A nova agência dispõe de um amplo espaço físico, com mais de 600m². A estrutura oferece salas de reuniões e um espaço café que poderão ser usados pelos associados para promoverem encontros de negócios – coworking.

Porém, devido a pandemia causada pelo coronavírus (COVID-19) e atendendo as recomendações das autoridades sanitárias, a agência começa suas atividades com o atendimento presencial ao público suspenso, mas mantendo o autoatendimento pelos caixas eletrônicos nos horários de 06h às 22h, de segunda a domingo. Além disso, a cooperativa mantém o apoio aos associados via canais de relacionamento e WhatsApp Enterprise pelo número (51) 3358-4770.

Ainda considerando as restrições decorrentes da pandemia COVID-19, a cooperativa fará, oportunamente, a apresentação à comunidade de todo o espaço físico da agência Cidade Alta.

Expansão

Nova agência já atende através dos caixas eletrônicos e canais de relacionamento.

A Sicredi MT/PA está em processo de expansão. Somente para o ano de 2020 há previsão de abertura de cinco novas agências na região. “Estamos sempre ao lado da comunidade, promovendo a inclusão financeira de milhares de pessoas e contribuindo para a melhoria da qualidade de vida dos associados e da região onde atuamos”, afirma o presidente da cooperativa, Antônio Geraldo Wrobel.

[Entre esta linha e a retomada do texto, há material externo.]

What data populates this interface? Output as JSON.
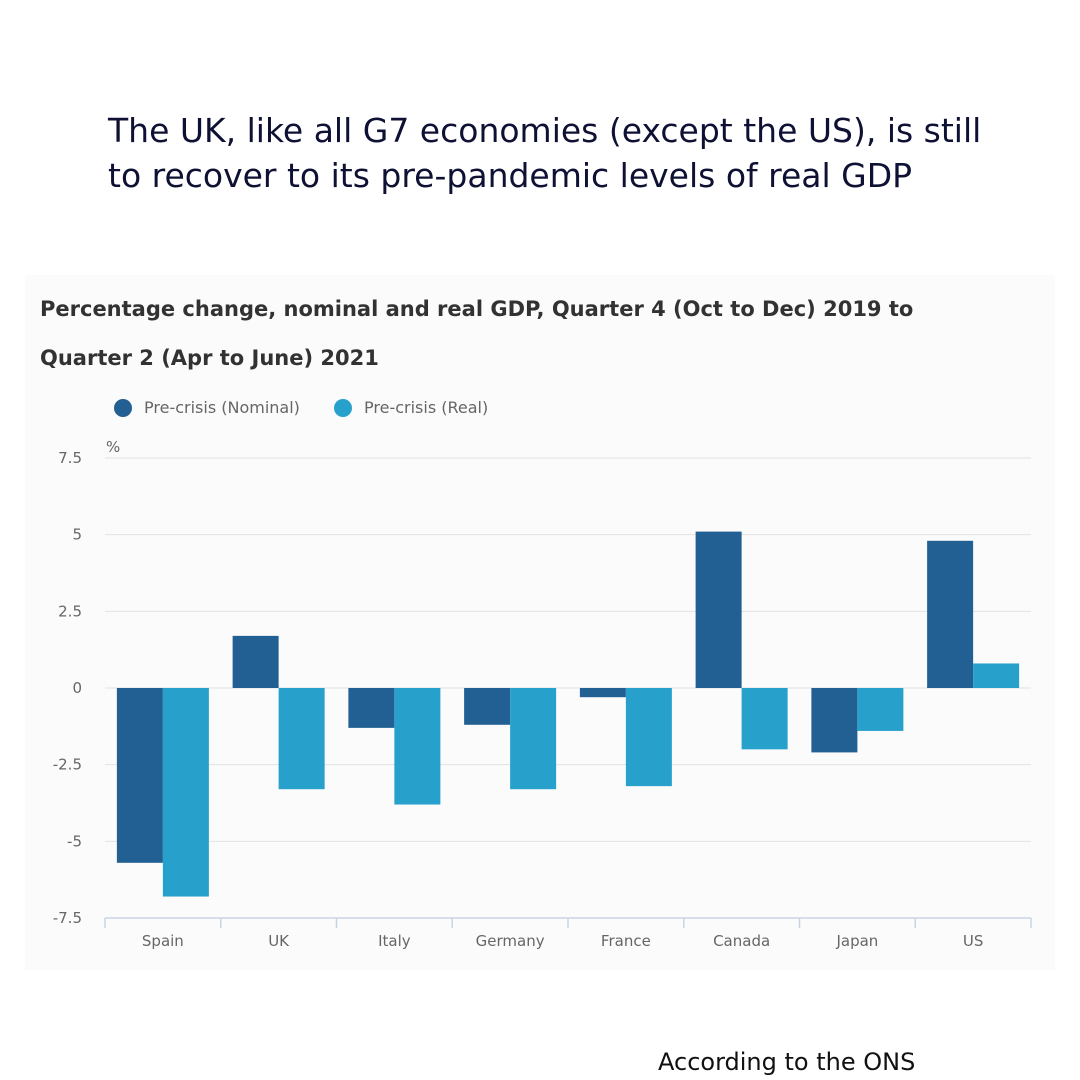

O Sicredi é uma Instituição Financeira Cooperativa comprometida com o crescimento dos seus associados e com o desenvolvimento das regiões onde atua. O modelo de gestão valoriza a participação dos mais de 4,4 milhões de associados, os quais exercem um papel de dono do negócio. Com presença nacional, o Sicredi está em 22 estados e no Distrito Federal, com mais de 1.700 agências, oferecendo mais de 300 produtos e serviços financeiros.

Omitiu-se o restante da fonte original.